I came across this interesting bit of trivia while browsing through a copy of African Wildlife, the regular magazine then of the Wild Life Protection Conservation Society of South Africa which was dated March 1968. AF van Gass had written an article on this intriguing little animal. Bushy-tailed and hairily beautiful, this 'mini-squirrel' lives on nuts, berries and seeds and the occasional cricket or grasshopper.
Being nocturnal, it had not been studied much at the at that time. Perhaps in the years since it has been properly investigated. It was Henry Ford, I believe who said 'history is bunk'. But then, he was a materialistic man, creator of the Ford motorcar and inventor of the soul-deadening conveyor-belt system of manufacturing cars. He had no interest in anything except profit. History defines our places in the world; it makes you belong. Somewhere.
It forms you. In the Karoo where I live, history starts millions of years ago when the place was teeming with mammal-like reptiles. Their fossils, discovered in what was then a huge inland sea, are now painting the picture of their long-ago lives. Graaf-Reinet itself was a meltingpot of people more than two hundred years ago. The 'colonists' who crowded during the last decades of the 18th century were mostly of Dutch origin. They brought with them slaves, who were mostly from the East and of Khoikhoi origin.
No black people lived there then, they were mostly beyond the Fish River. The Great Trek started from there and after 1840 the British Settlers of 1820 moved into the area. My own family was started in the town in 1817 by a Londonborn Scot, who was probably a discharged soldier. Perhaps a deserter. All this just for a perspective on history.
Which brings me to the Kruger Park where history was made over the last half-century. And the half-century prior to that when, through hard experience Stevenson-Hamilton was laying foundations for conservation in South Africa. His book, "South African Eden", published after his retirement in 1946, is part of my travel library and on any one of my frequent tours in South Africa is always a good read in the still bushveld or desert nights.
African Wildlife Treasure
But in those old issues of the African Wildlife there is treasure to be found.

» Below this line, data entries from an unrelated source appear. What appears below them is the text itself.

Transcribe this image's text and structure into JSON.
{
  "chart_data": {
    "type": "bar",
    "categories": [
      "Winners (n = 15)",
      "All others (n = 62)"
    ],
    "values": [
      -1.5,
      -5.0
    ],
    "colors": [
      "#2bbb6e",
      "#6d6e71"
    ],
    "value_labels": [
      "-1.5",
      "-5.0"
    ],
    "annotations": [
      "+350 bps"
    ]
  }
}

More than once I have been told the story about the baboon that acted as a signalman on the Railways. In the February 1948 issue an article on this tale appeared, written by AJ Havers.
He tells that railwayman JE Wide, who had lost both his legs in a railway accident, was given the post of signalman on the Uitenhage junction. At the town market he chanced to see a wagon drawn by sturdy oxen pass by. This was normal but the 'touleier', the person leading the oxen down the street, was amazingly, a baboon! He bought the young animal and taught it many tricks.

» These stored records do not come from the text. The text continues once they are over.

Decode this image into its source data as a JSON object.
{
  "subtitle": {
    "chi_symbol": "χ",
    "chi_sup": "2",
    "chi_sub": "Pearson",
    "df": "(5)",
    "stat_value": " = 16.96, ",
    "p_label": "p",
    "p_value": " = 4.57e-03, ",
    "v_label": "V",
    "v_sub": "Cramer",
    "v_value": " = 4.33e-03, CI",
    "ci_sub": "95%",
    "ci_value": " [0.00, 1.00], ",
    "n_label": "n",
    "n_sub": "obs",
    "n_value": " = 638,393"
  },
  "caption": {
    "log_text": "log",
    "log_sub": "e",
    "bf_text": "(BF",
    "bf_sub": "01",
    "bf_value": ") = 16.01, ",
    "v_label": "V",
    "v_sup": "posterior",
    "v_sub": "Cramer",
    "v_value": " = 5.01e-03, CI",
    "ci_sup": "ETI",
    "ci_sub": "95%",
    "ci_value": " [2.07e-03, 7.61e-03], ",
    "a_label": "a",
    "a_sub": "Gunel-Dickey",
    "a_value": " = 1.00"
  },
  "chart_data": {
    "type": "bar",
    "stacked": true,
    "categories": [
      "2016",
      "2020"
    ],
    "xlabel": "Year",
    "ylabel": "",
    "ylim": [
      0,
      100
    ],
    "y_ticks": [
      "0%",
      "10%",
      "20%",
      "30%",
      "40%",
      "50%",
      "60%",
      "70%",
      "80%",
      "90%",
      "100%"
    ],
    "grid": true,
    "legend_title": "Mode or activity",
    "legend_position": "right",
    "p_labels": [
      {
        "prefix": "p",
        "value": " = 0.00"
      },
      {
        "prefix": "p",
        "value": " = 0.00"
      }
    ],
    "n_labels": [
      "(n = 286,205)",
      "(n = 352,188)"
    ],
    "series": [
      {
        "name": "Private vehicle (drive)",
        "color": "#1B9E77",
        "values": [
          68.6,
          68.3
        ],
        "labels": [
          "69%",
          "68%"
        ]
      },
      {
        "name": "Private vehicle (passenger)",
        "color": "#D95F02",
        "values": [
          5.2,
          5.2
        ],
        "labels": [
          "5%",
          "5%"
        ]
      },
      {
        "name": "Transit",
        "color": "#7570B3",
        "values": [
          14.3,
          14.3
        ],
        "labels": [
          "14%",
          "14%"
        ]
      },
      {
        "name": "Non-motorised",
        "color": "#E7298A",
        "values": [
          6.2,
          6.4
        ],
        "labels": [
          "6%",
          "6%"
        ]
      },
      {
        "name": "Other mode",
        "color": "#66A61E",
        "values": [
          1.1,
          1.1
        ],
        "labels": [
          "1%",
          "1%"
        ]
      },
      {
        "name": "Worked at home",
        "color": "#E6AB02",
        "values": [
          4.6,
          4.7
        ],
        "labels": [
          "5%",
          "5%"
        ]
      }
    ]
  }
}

It was very intelligent and understood readily; it could undertake tasks that required thought and soon acquired skills. Wide's cottage was a mile and a half from the signal cabin. One of the first tasks the baboon, called Jack, learnt was to push Wide on a small trolley to and from the signal cabin to the cottage. He was extraordinarily intelligent and before long, from watching Wide at work, Jack could work the points and pull the right signal leavers. Of course, when passengers found out that a baboon was doing the signals there was a great to do.
But on an inspection railway officials found that Jack was as faithful, punctual and thorough as any human official and he became a servant of the railways. He liked his drink and every week-end he got a half-bottle of brandy which he drank in one long swallow. Thereafter, he would disappear into his box for 24 hours. Little wonder! Jack died of old age in 1890 having served Wide for nine years. The signalman grieved over his clever baboon friend for a long time.

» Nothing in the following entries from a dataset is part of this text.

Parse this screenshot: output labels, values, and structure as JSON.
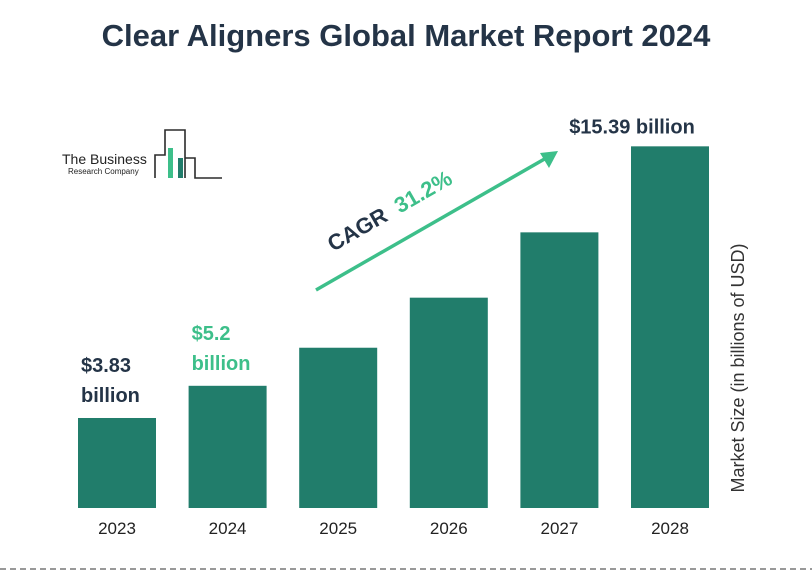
{
  "chart_data": {
    "type": "bar",
    "title": "Clear Aligners Global Market Report 2024",
    "categories": [
      "2023",
      "2024",
      "2025",
      "2026",
      "2027",
      "2028"
    ],
    "values": [
      3.83,
      5.2,
      6.82,
      8.95,
      11.73,
      15.39
    ],
    "ylabel": "Market Size (in billions of USD)",
    "ylim": [
      0,
      16
    ],
    "grid": false,
    "bar_color": "#217d6b",
    "data_labels": [
      {
        "index": 0,
        "line1": "$3.83",
        "line2": "billion",
        "color": "#243447"
      },
      {
        "index": 1,
        "line1": "$5.2",
        "line2": "billion",
        "color": "#3dbf8a"
      },
      {
        "index": 5,
        "line1": "$15.39 billion",
        "line2": "",
        "color": "#243447"
      }
    ],
    "annotation": {
      "prefix": "CAGR",
      "value": "31.2%",
      "prefix_color": "#243447",
      "value_color": "#3dbf8a",
      "arrow_color": "#3dbf8a"
    }
  },
  "logo": {
    "line1": "The Business",
    "line2": "Research Company"
  },
  "colors": {
    "title": "#243447",
    "accent": "#3dbf8a",
    "bar": "#217d6b"
  }
}
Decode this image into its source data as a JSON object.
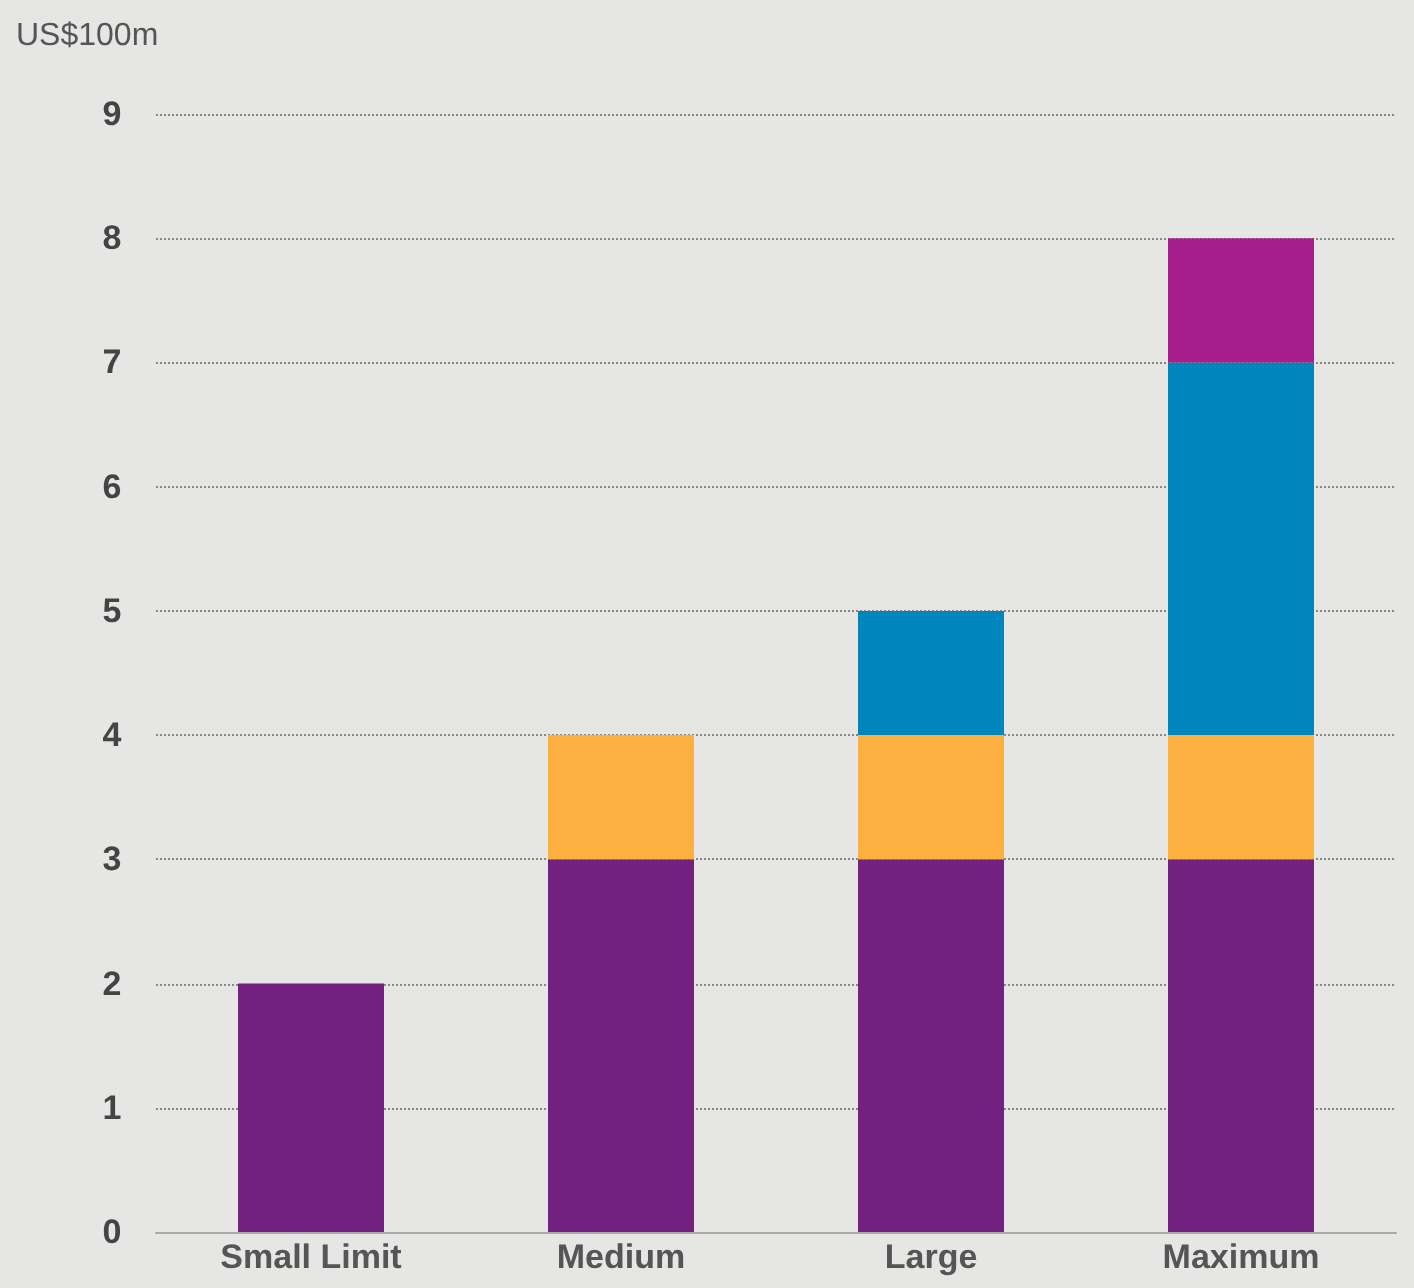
{
  "chart_data": {
    "type": "bar",
    "ylabel": "US$100m",
    "categories": [
      "Small Limit",
      "Medium",
      "Large",
      "Maximum"
    ],
    "stacked": true,
    "series": [
      {
        "color": "#732181",
        "values": [
          2,
          3,
          3,
          3
        ]
      },
      {
        "color": "#fbb040",
        "values": [
          null,
          1,
          1,
          1
        ]
      },
      {
        "color": "#0085bc",
        "values": [
          null,
          null,
          1,
          3
        ]
      },
      {
        "color": "#a61e8c",
        "values": [
          null,
          null,
          null,
          1
        ]
      }
    ],
    "ylim": [
      0,
      9
    ],
    "yticks": [
      0,
      1,
      2,
      3,
      4,
      5,
      6,
      7,
      8,
      9
    ],
    "grid": "y"
  }
}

Jack's compatriots in the Kruger Park are likewise short of neither intelligence or assertiveness. In that 1948 issue mention is made of a report by the Warden to the Parks Board about damage to Park staff vegetable gardens by the increasing numbers of baboons, their truculent attitude particularly to children and their killing of fowls and small buck. Nothing has changed. Even today, in spite of even electrified fences baboons get in and and out of camps easily and frequently are a nuisance.
Something else has not changed. In the Kruger Park Times attention has been drawn to those selfish visitors who leave their cars and inconvenience others, often at risk to themselves. In the 1946 report the Parks Board noted that 'an amazing number of tourists showed little or no consideration for fellow tourists and acts of discourtesy were the rule and not the exception. Many were stupid, and dangerous practices were common. The comment at the end of the report appeals to me. "The lions of the Park showed considerable and commendable control under the maximum provocation." Sound familiar?
A letter to the editor by W Gilges makes a very interesting observation. A Mr Russel of Northam has been observing wild life for several decades. One of his cows fell into a donga and slipped under an overhanging rock. It could not be seen from the air but the vultures found it. He called this 'chain observation'. Insects find the body by scent, small birds are attracted by the presence of the insects, larger birds by the smaller birds, and a stream of larger and smaller visitors arrive at the carrion.
Nothing Stays the same
Change is inherent in the human situation. A letter in that year takes the Kruger Park management to task for introducing tarred roads. To quote from the letter of this gentleman whom I knew well as a manufacturer of folding garden furniture (and whose name I will keep to myself); "many visitors will have noticed with horror the new autostrada from Numbi Gate to Pretorius Kop." Difficult now to visualise the old dusty corrugated roads!
But he does strike a sympathetic note with me. To quote again; "With nostalgia I remember that charming winding road that used to lead the visitor from the gate to the camp not so very long ago. The road promised a surprise after each bend, a new view, some unexpected game, birds in trees that almost touched your car, a wildlife adventure if ever there was," Man, I loved that scene myself.
But nothing stays the same. In the same issue the Parks Board defends its action logically and at some length. Speaking for myself, I like the convenience of tarred roads between camps but I spend a lot of time on those winding gravel roads; since I travel very slowly there is no dust and the bush atmosphere is great. I live in the hope that the road to Nossob in the Kalahari will be similarly treated soon!